Geographical information systems (GIS) can be used in the supply chain in many different ways, but the primary one is advanced visualization, says Hall. GIS mapping ties many different data sources together, he says, so instead of just looking at spreadsheets, users can have a visual and intuitive picture of what is going on in the supply chain at their fingertips.
GIS uses GPS technology for location purposes, but GIS adds data "in a way that allows the user to make intelligent strategic and tactical decisions," says Hall. Esri makes software that brings the data together, analyzes and maps it. "We also build the tools that actually do the advanced mapping," he says. The company currently has 70 offices around the world and about a million users of its software, in the supply chain as well as other industries.
One application where GIS plays an important role is risk management, says Hall. "If you think about the many natural disasters we have had recently where suppliers were not able to ship product, you can see the value for strategic planning of knowing what risks are inherent in the geography - flat coastal areas where a tsunami might hit, for example. This type of information can be seen ahead of time with mapping tools and overlaid data, so you know which manufacturing facilities and which transportation routes will be impacted."
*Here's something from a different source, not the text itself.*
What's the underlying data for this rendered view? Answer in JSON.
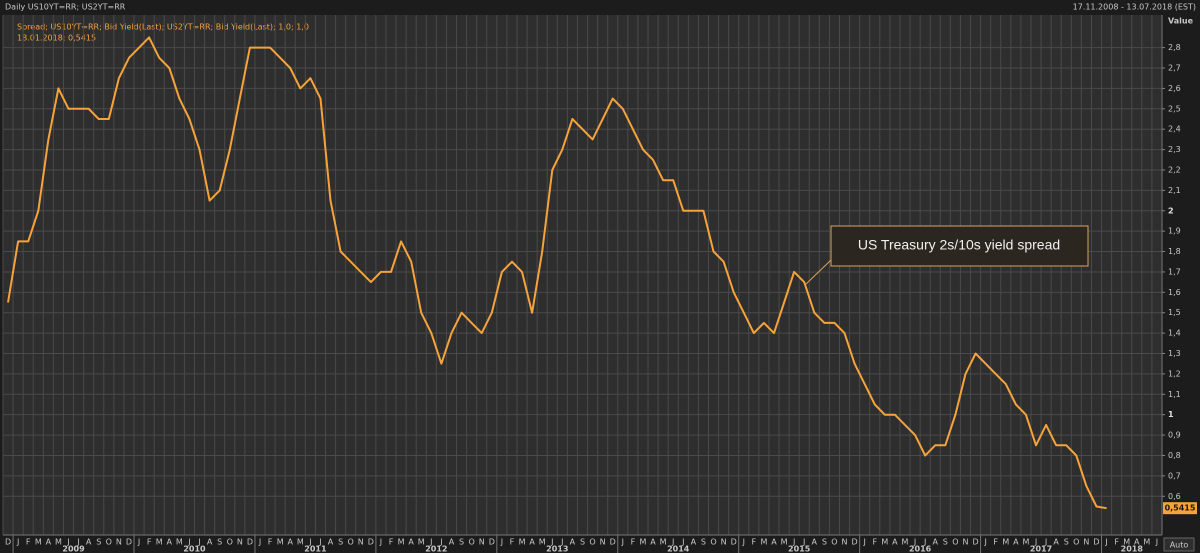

GIS also is valuable in real-time planning, Hall says, noting that most emergency management organizations in the world use Esri GIS to map those events . "We have that data available right away so we can show people what is going on in real time," Hall says. "They can take that information and make operational decisions in real time to help manage the supply chain and mitigate risk. There is no way to see that information looking at spreadsheets and databases."
Another application is to map movement inside facilities to do pattern analysis, he says. For example, retailers can see which aisles get the most traffic, providing insights on where to place merchandise.
The biggest challenge for this technology is the lack of standardization in terms of all the different data sources, says Hall. "Standardization needs to happen among industries to make it easy for anyone to access any type of data."